Imagine a medication that reduces morbidity and mortality from a disease that affects more than two million people in the United States. The medication drastically improves quality of life for those who take it and reduces costs to the health care system. For hospitalized patients, this medication decreases the chance of being readmitted and of dying after discharge. This medication can be picked up from a pharmacy and taken at home, and generic versions are available. Why then, is this medication notoriously difficult to access?
Perhaps it is because this medication is buprenorphine, which does not cure cancer or prevent Alzheimer’s disease, but instead makes living with opioid use disorder (OUD)—a chronic, often-relapsing disease—feasible.
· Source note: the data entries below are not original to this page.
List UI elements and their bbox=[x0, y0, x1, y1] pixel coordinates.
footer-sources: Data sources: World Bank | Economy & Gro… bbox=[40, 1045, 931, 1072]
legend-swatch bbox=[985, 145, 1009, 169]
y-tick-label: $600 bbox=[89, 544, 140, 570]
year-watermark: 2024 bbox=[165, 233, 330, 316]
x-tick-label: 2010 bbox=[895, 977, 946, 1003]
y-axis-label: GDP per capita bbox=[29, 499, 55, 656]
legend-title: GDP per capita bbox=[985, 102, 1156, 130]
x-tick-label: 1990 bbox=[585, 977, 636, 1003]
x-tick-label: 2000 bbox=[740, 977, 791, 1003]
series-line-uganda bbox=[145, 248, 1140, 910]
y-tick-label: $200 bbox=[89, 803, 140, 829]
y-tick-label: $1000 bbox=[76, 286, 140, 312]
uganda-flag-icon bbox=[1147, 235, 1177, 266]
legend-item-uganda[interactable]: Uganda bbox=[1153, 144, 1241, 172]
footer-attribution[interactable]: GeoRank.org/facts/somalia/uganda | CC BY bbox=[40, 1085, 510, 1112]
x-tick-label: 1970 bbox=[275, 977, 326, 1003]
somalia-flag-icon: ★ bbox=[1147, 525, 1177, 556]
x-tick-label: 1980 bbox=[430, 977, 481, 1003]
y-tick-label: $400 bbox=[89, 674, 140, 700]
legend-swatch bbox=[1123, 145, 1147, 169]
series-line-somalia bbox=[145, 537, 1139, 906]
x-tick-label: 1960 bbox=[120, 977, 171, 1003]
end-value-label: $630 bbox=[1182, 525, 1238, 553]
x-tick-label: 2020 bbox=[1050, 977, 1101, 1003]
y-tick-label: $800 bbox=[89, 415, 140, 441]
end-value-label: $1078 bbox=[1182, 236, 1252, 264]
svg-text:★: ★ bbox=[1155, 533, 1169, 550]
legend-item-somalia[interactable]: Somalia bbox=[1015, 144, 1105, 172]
While buprenorphine has been around for nearly two decades, a variety of systemic and societal factors largely rooted in stigma make it inaccessible, especially for people of color and those living in rural areas. While a variety of efforts are needed to address the opioid overdose crisis, one promising strategy is to leverage hospitalization to initiate patients on buprenorphine.
A Reachable Moment
Why consider hospitalization a “reachable moment”? Patients with OUD are often hospitalized for extended periods of time due to discharge challenges (e.g., skilled nursing facilities may not accept patients with substance use disorders) or severe morbidity (e.g., recovering from cardiac surgery for endocarditis). Our team recently conducted a systematic review of hospital-based interventions for patients with OUD. Many interventions used interdisciplinary or multidisciplinary teams that variously included peers with lived experience, social workers, registered nurses, psychiatrists, and internal medicine as well as addiction medicine physicians. As expected, interventions generally focused on linkage to medication for OUD like buprenorphine or methadone during hospitalization and connection to post-discharge OUD care. Results were mixed regarding the impact of existing interventions on outcomes such as improving rates of in-hospital initiation of and post-discharge connection to medication for OUD and decreasing rates of health care utilization and discharge against medical advice. Interventions with the best evidence for improving outcomes facilitated connection to post-discharge OUD care and employed an Addiction Medicine Consult service. The review highlights the need for OUD-related interventions for hospitalized patients with OUD, though existing interventions may need to be adapted or refined to ensure that they are equitably improving meaningful outcomes.
The paper, Interventions for hospitalized medical and surgical patients with opioid use disorder: A systematic review, was published in Substance Abuse on July 21, 2021. Authors include Rachel French, Shoshana Aronowitz, J. Margo Brooks Carthon, Heath D. Schmidt and Peggy Compton.